CUENTO
Tachas 511 • Estafas • Leo Mendoza
Leo Mendoza

Mi abuela contaba que el primer matrimonio de Jesusa, mi madre, había sido con un estafador. En realidad, no era así. Su primer marido fue un pintor al que le encantaba el juego y perdió buena parte de sus ganancias en casinos y juegos de cartas. Por supuesto que no la pasaba nada bien y, por eso, unos años más adelante, decidió abandonarlo. Se hizo empresaria y entonces conoció a mi padre, de quien también se divorció, pero en este caso el matrimonio duró mucho más tiempo.
Sin embargo, aquella historia del pintor y de sus pérdidas y deslices, para mi abue Abigail era prueba más que suficiente de que el personaje en cuestión, Augusto creo que se llamaba porque nunca lo conocí, era un peligroso estafador.
Aun cuando la historia era falsa, había algo de verdad en el fondo. Caí en cuenta en ello hasta hace poco, aunque en realidad debió de haber pasado a lo largo de toda la vida de Jesusa: ella atraía y atrae a los estafadores.
Sobre todo, hoy, cuando mi abuela y mi padre ya se han ido, y solo quedamos mi hermana y yo para velar por nuestra madre, aunque como ella, mi hermana, no mi mamá, una vez terminada la licenciatura, hizo todo lo que un buen ciudadano debe hacer, es decir, emigrar y estudiar maestrías, doctorados, postdoctorados y postpostdoctorados en el extranjero y labrarse allá su vida y su prestigio, soy yo el encargado de cuidad de ella, es decir mi madre, no mi hermana.
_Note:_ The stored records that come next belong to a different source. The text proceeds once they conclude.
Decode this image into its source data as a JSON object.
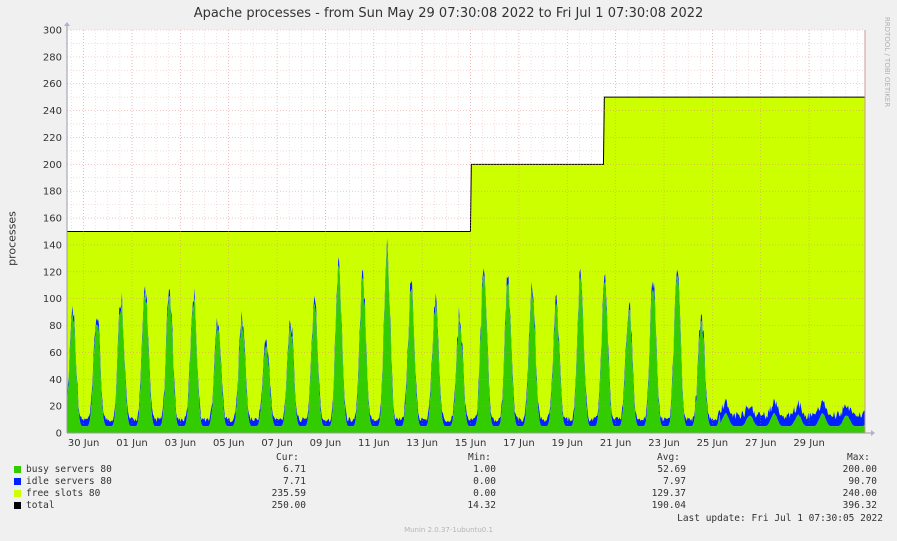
{
  "chart_data": {
    "type": "area",
    "title": "Apache processes - from Sun May 29 07:30:08 2022 to Fri Jul  1 07:30:08 2022",
    "ylabel": "processes",
    "xlabel": "",
    "ylim": [
      0,
      300
    ],
    "y_ticks": [
      "0",
      "20",
      "40",
      "60",
      "80",
      "100",
      "120",
      "140",
      "160",
      "180",
      "200",
      "220",
      "240",
      "260",
      "280",
      "300"
    ],
    "x_range": [
      "2022-05-29 07:30",
      "2022-07-01 07:30"
    ],
    "x_ticks": [
      {
        "label": "30 Jun",
        "date": "2022-05-30"
      },
      {
        "label": "01 Jun",
        "date": "2022-06-01"
      },
      {
        "label": "03 Jun",
        "date": "2022-06-03"
      },
      {
        "label": "05 Jun",
        "date": "2022-06-05"
      },
      {
        "label": "07 Jun",
        "date": "2022-06-07"
      },
      {
        "label": "09 Jun",
        "date": "2022-06-09"
      },
      {
        "label": "11 Jun",
        "date": "2022-06-11"
      },
      {
        "label": "13 Jun",
        "date": "2022-06-13"
      },
      {
        "label": "15 Jun",
        "date": "2022-06-15"
      },
      {
        "label": "17 Jun",
        "date": "2022-06-17"
      },
      {
        "label": "19 Jun",
        "date": "2022-06-19"
      },
      {
        "label": "21 Jun",
        "date": "2022-06-21"
      },
      {
        "label": "23 Jun",
        "date": "2022-06-23"
      },
      {
        "label": "25 Jun",
        "date": "2022-06-25"
      },
      {
        "label": "27 Jun",
        "date": "2022-06-27"
      },
      {
        "label": "29 Jun",
        "date": "2022-06-29"
      }
    ],
    "grid": true,
    "stacked": true,
    "series": [
      {
        "name": "busy servers 80",
        "color": "#33cc00",
        "daily_peaks": [
          95,
          90,
          105,
          112,
          110,
          108,
          88,
          88,
          70,
          85,
          100,
          130,
          120,
          142,
          112,
          100,
          90,
          132,
          118,
          112,
          98,
          122,
          118,
          100,
          115,
          130,
          90,
          15,
          14,
          15,
          14,
          15,
          14
        ],
        "daily_troughs": [
          5,
          5,
          5,
          5,
          5,
          5,
          5,
          5,
          5,
          5,
          5,
          5,
          5,
          5,
          5,
          5,
          5,
          5,
          5,
          5,
          5,
          5,
          5,
          5,
          5,
          5,
          5,
          5,
          5,
          5,
          5,
          5,
          5
        ],
        "cur": "6.71",
        "min": "1.00",
        "avg": "52.69",
        "max": "200.00"
      },
      {
        "name": "idle servers 80",
        "color": "#0022ff",
        "typical_values": [
          5,
          5,
          5,
          5,
          5,
          5,
          5,
          5,
          5,
          5,
          5,
          5,
          5,
          5,
          5,
          5,
          5,
          5,
          5,
          5,
          5,
          5,
          5,
          5,
          5,
          5,
          5,
          8,
          8,
          8,
          8,
          8,
          8
        ],
        "cur": "7.71",
        "min": "0.00",
        "avg": "7.97",
        "max": "90.70"
      },
      {
        "name": "free slots 80",
        "color": "#ccff00",
        "cur": "235.59",
        "min": "0.00",
        "avg": "129.37",
        "max": "240.00"
      },
      {
        "name": "total",
        "color": "#000000",
        "steps": [
          {
            "from": "2022-05-29 07:30",
            "value": 150
          },
          {
            "from": "2022-06-15 00:00",
            "value": 200
          },
          {
            "from": "2022-06-20 12:00",
            "value": 250
          }
        ],
        "cur": "250.00",
        "min": "14.32",
        "avg": "190.04",
        "max": "396.32"
      }
    ]
  },
  "legend": {
    "headers": {
      "cur": "Cur:",
      "min": "Min:",
      "avg": "Avg:",
      "max": "Max:"
    }
  },
  "last_update": "Last update:  Fri Jul  1 07:30:05 2022",
  "footer": "Munin 2.0.37-1ubuntu0.1",
  "watermark": "RRDTOOL / TOBI OETIKER"
}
En realidad, lo hago a la distancia, cuidando de que tenga siempre lleno el refrigerador, de pagar la luz y el teléfono –de hecho, están domiciliados a mi cuenta- y algunas otras cosas más. Y, por instrucciones de mi hermana, si ella –mi madre- me llama por teléfono, debo de acudir de inmediato a resolverle cualquier problema, porque cuando ella –mi hermana- viene de vacaciones se encarga de todos esos desaguisados domésticos. Jesusa, a sus 78 años, es furiosamente independiente, no se le puede mencionar la palabra asilo o residencia y ha aprendido a usar la computadora y el internet para comunicarse y hacer algunos pedidos, lo que, en ocasiones, nos ha metido en un brete. Tiene una cuenta de correo y mantiene sus redes sociales al día. Eso está bien, pero sus habilidades cibernéticas la han llevado a entrar en contacto con diversos estafadores, lo cual, pues, no está tan bien. Y por supuesto que soy yo quien debe de cancelar movimientos y hacer reclamaciones al banco para evitar que le vacíen alguna de sus cuentas.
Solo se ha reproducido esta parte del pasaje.